Dole favors Iraq pullout scenario
Sen. Elizabeth Dole, R-N.C., said Thursday she would support the withdrawal of U.S. troops from Iraq, as long as it was based on ground conditions and had the support of the military.
Dole, a longtime supporter of the war, said it was “reasonable” to have a phased withdrawal starting next year. She said she liked the idea of “bringing troops out of the cities by 2009 and out of the country completely by 2011.”
“The concern has been if you rip them out precipitously, then you end up back in there again and that is the last thing we want,” Dole said in a meeting with The (Raleigh) News & Observer's editorial board.
Her opponent, Democrat Kay Hagan, has been a critic of U.S. involvement in Iraq.
Dole was also asked to assess the presidency of George W. Bush, who had been a political ally, but whose unpopularity may be hurting her.
“In terms of the country not being attacked again after the terrible 9-11 situation, a lot has been done to make sure we were protected and that we were safe,” Dole said. “It depends on what you are talking about specifically. I think mistakes were definitely made, no question about it in terms of the first part of the war.
“Only history can record over time, where he comes out. Certainly I have disagreed with him on many things.”
Colleen Flanagan, a spokeswoman for Hagan, said Dole's skepticism about Iraq was being voiced rather late.
“Senator Dole's six-year record in Washington stands in stark contrast to Kay's stated goals of increased accountability for the money we spend in Iraq, forcing the Iraqis stand up for themselves and take control of their government, and responsibly bringing our troops home,” Flanagan said.
Dole: Remark upset husband
Dole said her husband, former U.S. Sen. Bob Dole, hit the ceiling when he found out that former U.S. Sen. Max Cleland of Georgia wrongly accused her of voting against the new G.I. bill giving benefits to veterans.

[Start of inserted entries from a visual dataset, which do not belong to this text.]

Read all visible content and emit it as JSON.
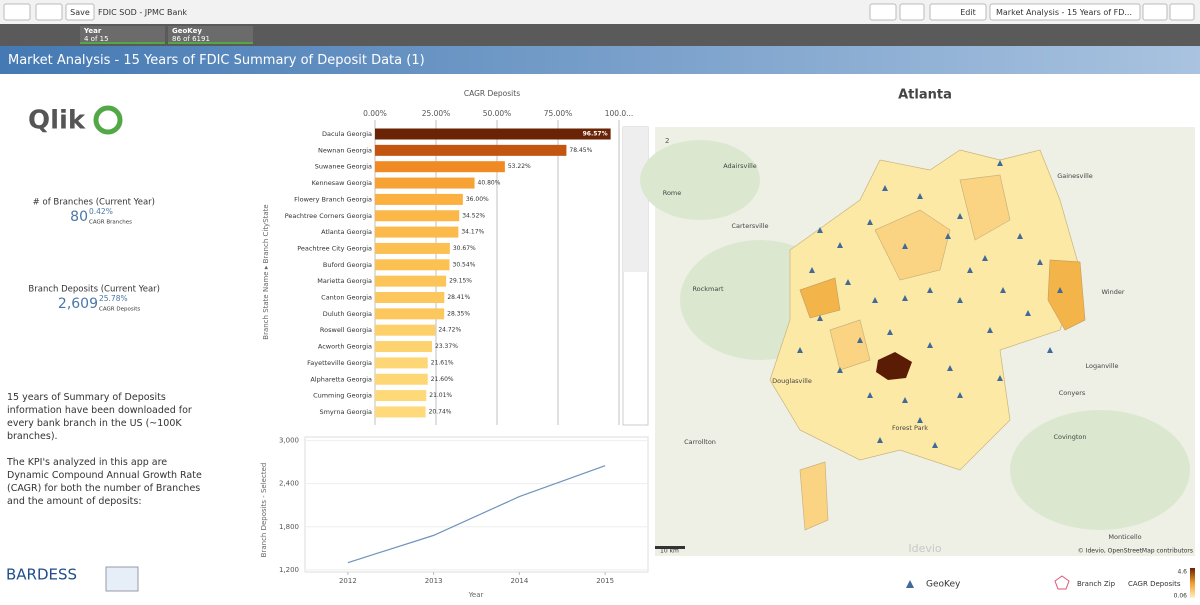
{
  "toolbar": {
    "save": "Save",
    "app_name": "FDIC SOD - JPMC Bank",
    "edit": "Edit",
    "sheet_name": "Market Analysis - 15 Years of FD..."
  },
  "selections": [
    {
      "field": "Year",
      "state": "4 of 15"
    },
    {
      "field": "GeoKey",
      "state": "86 of 6191"
    }
  ],
  "sheet_title": "Market Analysis - 15 Years of FDIC Summary of Deposit Data (1)",
  "logos": {
    "qlik": "Qlik",
    "bardess": "BARDESS"
  },
  "kpis": [
    {
      "label": "# of Branches (Current Year)",
      "value": "80",
      "cagr": "0.42%",
      "cagr_label": "CAGR Branches"
    },
    {
      "label": "Branch Deposits (Current Year)",
      "value": "2,609",
      "cagr": "25.78%",
      "cagr_label": "CAGR Deposits"
    }
  ],
  "description": [
    "15 years of Summary of Deposits information have been downloaded for every bank branch in the US (~100K branches).",
    "The KPI's analyzed in this app are Dynamic Compound Annual Growth Rate (CAGR) for both the number of Branches and the amount of deposits:"
  ],
  "bar_chart": {
    "type": "bar",
    "x_label": "CAGR Deposits",
    "y_label": "Branch State Name ▸ Branch CityState",
    "categories": [
      "Dacula Georgia",
      "Newnan Georgia",
      "Suwanee Georgia",
      "Kennesaw Georgia",
      "Flowery Branch Georgia",
      "Peachtree Corners Georgia",
      "Atlanta Georgia",
      "Peachtree City Georgia",
      "Buford Georgia",
      "Marietta Georgia",
      "Canton Georgia",
      "Duluth Georgia",
      "Roswell Georgia",
      "Acworth Georgia",
      "Fayetteville Georgia",
      "Alpharetta Georgia",
      "Cumming Georgia",
      "Smyrna Georgia"
    ],
    "values": [
      96.57,
      78.45,
      53.22,
      40.8,
      36.0,
      34.52,
      34.17,
      30.67,
      30.54,
      29.15,
      28.41,
      28.35,
      24.72,
      23.37,
      21.61,
      21.6,
      21.01,
      20.74
    ],
    "value_labels": [
      "96.57%",
      "78.45%",
      "53.22%",
      "40.80%",
      "36.00%",
      "34.52%",
      "34.17%",
      "30.67%",
      "30.54%",
      "29.15%",
      "28.41%",
      "28.35%",
      "24.72%",
      "23.37%",
      "21.61%",
      "21.60%",
      "21.01%",
      "20.74%"
    ],
    "colors": [
      "#6b2305",
      "#c2550f",
      "#f08a24",
      "#f7a234",
      "#fbb040",
      "#fbb747",
      "#fbba4b",
      "#fcc052",
      "#fcc153",
      "#fcc55a",
      "#fcc75d",
      "#fcc85e",
      "#fdd069",
      "#fdd36f",
      "#fdd776",
      "#fdd776",
      "#fed978",
      "#feda7b"
    ],
    "xlim": [
      0,
      100
    ],
    "xticks": [
      {
        "value": 0,
        "label": "0.00%"
      },
      {
        "value": 25,
        "label": "25.00%"
      },
      {
        "value": 50,
        "label": "50.00%"
      },
      {
        "value": 75,
        "label": "75.00%"
      },
      {
        "value": 100,
        "label": "100.0..."
      }
    ],
    "grid": true
  },
  "line_chart": {
    "type": "line",
    "x_label": "Year",
    "y_label": "Branch Deposits - Selected",
    "x": [
      2012,
      2013,
      2014,
      2015
    ],
    "values": [
      1300,
      1680,
      2220,
      2650
    ],
    "color": "#6f93bd",
    "xlim": [
      2011.5,
      2015.5
    ],
    "xticks": [
      2012,
      2013,
      2014,
      2015
    ],
    "ylim": [
      1170,
      3050
    ],
    "yticks": [
      {
        "value": 1200,
        "label": "1,200"
      },
      {
        "value": 1800,
        "label": "1,800"
      },
      {
        "value": 2400,
        "label": "2,400"
      },
      {
        "value": 3000,
        "label": "3,000"
      }
    ]
  },
  "map": {
    "title": "Atlanta",
    "places": [
      "Adairsville",
      "Gainesville",
      "Rome",
      "Cartersville",
      "Rockmart",
      "Winder",
      "Loganville",
      "Douglasville",
      "Conyers",
      "Carrollton",
      "Forest Park",
      "Covington",
      "Monticello"
    ],
    "cluster_count": "2",
    "scale": "10 km",
    "watermark": "Idevio",
    "attribution": "© Idevio, OpenStreetMap contributors"
  },
  "legend": {
    "geokey": "GeoKey",
    "branch_zip": "Branch Zip",
    "cagr_title": "CAGR Deposits",
    "max": "4.6",
    "min": "0.06"
  }
}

Cleland, a Democrat, and Bob Dole, a Republican, were both grievously wounded war veterans.
Cleland wrongly accused Elizabeth Dole of voting against the G.I. bill, during an appearance with Hagan. He corrected himself the next day.
“My husband went berserk on that one,” Dole said. “To be honest, he called up Max and reminded him that he did not go into Georgia to campaign against him. Frankly, he resented Max coming in here against his wife. He said, ‘Max, you didn't tell the truth.'”
Hayes, Kissell to go ‘Stumpin'
Republican U.S. Rep. Robin Hayes and his Democratic challenger Larry Kissell will appear Sunday at the “Stumpin' in the Park” festival sponsored by the University City Political Action Committee.
The event at the University City YMCA starts at 3 p.m. Kissell will speak at 3 p.m. and Hayes will follow at 3:15 p.m. Legislative rivals Nick Mackey, a Democrat, and Republican Dempsey Miller are expected to be among other candidates who appear.
Uptown Dems to hear Perdue
Democratic gubernatorial candidate Bev Perdue will speak to Charlotte's Uptown Democratic Forum on Monday.
Perdue will speak at the group's noon luncheon at the Levine Museum, 200 E. 7th St. Lunch costs $10.
To make a reservation, call 704-731-6102.
Obama on Taylor's mind
Singer-songwriter James Taylor, an “unabashed liberal” and longtime political activist, will kick off his three-day N.C. swing for Democrat Barack Obama on Sunday in Charlotte at Ovens Auditorium.
He couldn't watch the presidential race from the sidelines.
“We called the campaign and told them, ‘Put me in, coach,'” Taylor, raised in Chapel Hill, told the Observer on Thursday.
In Charlotte and four other cities, he'll perform a few songs, including the state's adopted anthem, “Carolina in My Mind,” then talk about Obama and the importance of this election.
Doors for the Charlotte concert open at 1:30 p.m. Tickets are available 11 a.m. to 7 p.m. today at South County Regional Library, 5801 Rea Road; Plaza Midwood Regional Library, 1623 Central Ave.; and University City Library, 301 E. W.T. Harris Blvd.
After Charlotte, Taylor will go to Asheville, then Chapel Hill on Monday. He'll end the swing Tuesday with rallies in Raleigh and Wilmington.
“It gives me a sense of relief to contribute, if there's anything I can contribute,” Taylor said. “I'm under no illusions about what my importance is to this campaign. I was just feeling this sense of urgency … the weight of the moment historically.”